Closed jorainer closed 5 years ago
Checking the position of the 30nt sequence stretch within transcripts:
library(EnsDb.Hsapiens.v86)
edb <- EnsDb.Hsapiens.v86
gpos <- GRanges("16:90000518-90000538")
txpos <- genomeToTranscript(gpos, edb)
IRangesList of length 1
[[1]]
IRanges object with 4 ranges and 6 metadata columns:
start end width | exon_id exon_rank
<integer> <integer> <integer> | <character> <integer>
ENST00000355531 1294 1314 21 | ENSE00001644225 7
ENST00000388970 1431 1451 21 | ENSE00001644225 12
ENST00000454997 1684 1704 21 | ENSE00001735108 3
ENST00000557444 2297 2317 21 | ENSE00002527808 17
seq_start seq_end seq_name seq_strand
<integer> <integer> <character> <character>
ENST00000355531 90000518 90000538 16 *
ENST00000388970 90000518 90000538 16 *
ENST00000454997 90000518 90000538 16 *
ENST00000557444 90000518 90000538 16 *
So, we find the same positions reported above. Now let's get the DNA sequence of the respective genomic region. getGenomeFaFile
will retrieve the DNA sequence (as a FA file) for the matching genome release from AnnotationHub
.
dna <- getGenomeFaFile(edb)
snapshotDate(): 2018-10-24
Returning the Fasta file for Ensembl version 81 since no file for Ensembl version 86 is available.
downloading 0 resources
loading from cache
'/Users/jo//.AnnotationHub/55651'
'/Users/jo//.AnnotationHub/55652'
getSeq(dna, gpos)
A DNAStringSet instance of length 1
width seq names
[1] 21 CCCTTCTCGGAGAAGTCTACC 16
This sequence matches the sequence mentioned in the previous post. Next we extract the transcript model for ENST00000388970
(i.e. the genomic position of its exons) and use extractTranscriptSeqs
to retrieve its sequence. From this we extract the subsequence matching the positions of the genomic region within the transcript:
exns <- exonsBy(edb, filter = ~ tx_id == "ENST00000388970")

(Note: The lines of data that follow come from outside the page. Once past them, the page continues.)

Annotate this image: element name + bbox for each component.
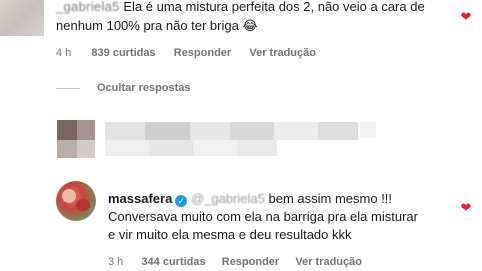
comment-time: 4 h — [56, 47, 72, 59]
likes-count[interactable]: 839 curtidas — [91, 47, 155, 59]
commenter-avatar[interactable] — [0, 0, 44, 36]
comment-text-line1: Ela é uma mistura perfeita dos 2, não ve… — [123, 0, 425, 14]
comment-text-line2: nenhum 100% pra não ter briga 😂 — [56, 18, 258, 33]
comment-meta: 4 h 839 curtidas Responder Ver tradução — [56, 47, 316, 59]
heart-icon[interactable]: ❤ — [459, 10, 473, 24]
reply-text-line2: Conversava muito com ela na barriga pra … — [108, 209, 418, 224]
reply-time: 3 h — [108, 256, 124, 268]
massafera-avatar[interactable] — [56, 181, 96, 221]
hide-replies-button[interactable]: Ocultar respostas — [97, 82, 191, 94]
reply-line-1: massafera ✓ @_gabriela5 bem assim mesmo !… — [108, 190, 392, 208]
reply-see-translation-button[interactable]: Ver tradução — [295, 256, 362, 268]
reply-text-line3: e vir muito ela mesma e deu resultado kk… — [108, 227, 352, 242]
verified-badge-icon: ✓ — [175, 195, 188, 207]
reply-reply-button[interactable]: Responder — [222, 256, 279, 268]
censored-comment — [0, 110, 482, 170]
reply-text-line1: bem assim mesmo !!! — [268, 191, 393, 206]
comment-line-1: _gabriela5 Ela é uma mistura perfeita do… — [56, 0, 425, 16]
comment-username[interactable]: _gabriela5 — [56, 0, 120, 14]
heart-icon[interactable]: ❤ — [459, 201, 473, 215]
reply-mention[interactable]: @_gabriela5 — [191, 191, 265, 206]
reply-username[interactable]: massafera — [108, 191, 172, 206]
reply-likes-count[interactable]: 344 curtidas — [141, 256, 205, 268]
reply-meta: 3 h 344 curtidas Responder Ver tradução — [108, 256, 362, 268]
replies-divider — [56, 88, 80, 89]
see-translation-button[interactable]: Ver tradução — [249, 47, 316, 59]
reply-button[interactable]: Responder — [174, 47, 231, 59]
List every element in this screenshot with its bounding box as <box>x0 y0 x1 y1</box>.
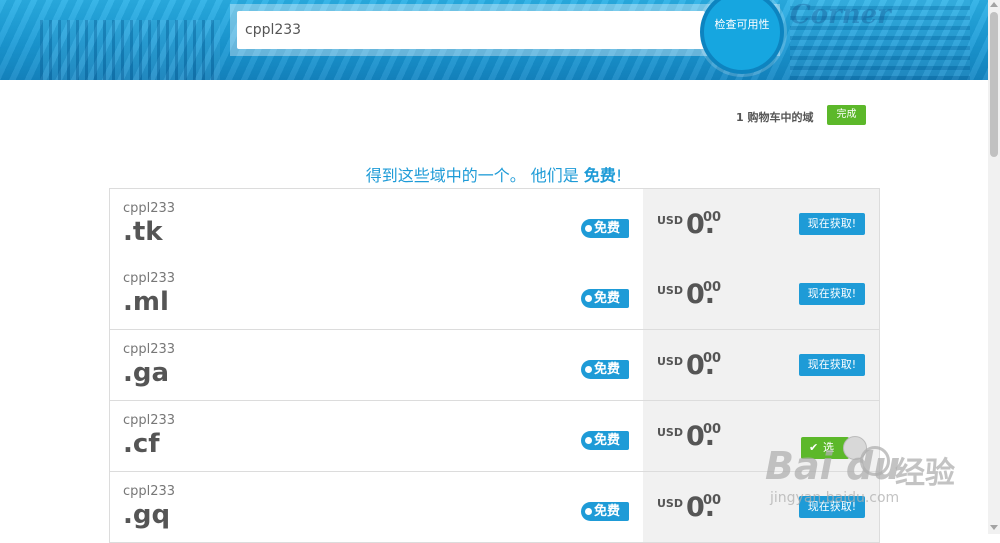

txseq <- extractTranscriptSeqs(dna, exns)
subseq(txseq, 1431, 1451)
A DNAStringSet instance of length 1
width seq names
[1] 21 CCCTTCTCGGAGAAGTCTACC ENST00000388970
So, the sequence within the transcript matches the one from the genome. Also, if we look up the sequence in the ensembl genome browser we get the same result: http://www.ensembl.org/Homo_sapiens/Location/View?r=16%3A90000518-90000538
The question now is why is the position within NR_003228.1 different from the one within ENST00000388970. For this we download the fasta file from https://www.ncbi.nlm.nih.gov/nuccore/NR_003228.1?report=fasta&log$=seqview&format=text
Next we load the sequence from the fasta file
NCBI_seq <- rtracklayer::import(fafile)
NCBI_seq
A DNAStringSet instance of length 1
width seq names
[1] 1941 TCTCCCATTGCGCATGCGCGCGC...CAAATTAAAACGTGACAACTGTG NR_003228.1 Homo ...
It seems that the ENST00000388970 does not completely match NR_003228.1 as their sequence lengths differ:
width(NCBI_seq)
[1] 1941
width(txseq)
[1] 1466
Also, the sequences are apparently different (see also http://www.ensembl.org/Homo_sapiens/Transcript/Sequence_cDNA?db=core;g=ENSG00000223959;r=16:89977694-90000553;t=ENST00000388970):
NCBI_seq
A DNAStringSet instance of length 1
width seq names
[1] 1941 TCTCCCATTGCGCATGCGCGCGC...CAAATTAAAACGTGACAACTGTG NR_003228.1 Homo ...
txseq
A DNAStringSet instance of length 1
width seq names
[1] 1466 TCATCTGGCCTCCTGTTCCAGTG...AGTCTACCTATGAGGAGTTTGTA ENST00000388970
The reason for the difference in the mapping is thus that the two transcripts (Ensembl and NCBI) are not identical.
Following problem:
Accoring to ensembldb the mapping is to position 1441, but the sequence of the positions 16:90000518-90000538 in UCSC is
CCCTTCTCGGAGAAGTCTACC
. The position of this sequence in the transcript NR_003228.1 (corresponds to ENST00000388970) is however 1682.What is now the reason of the difference in the reported positions?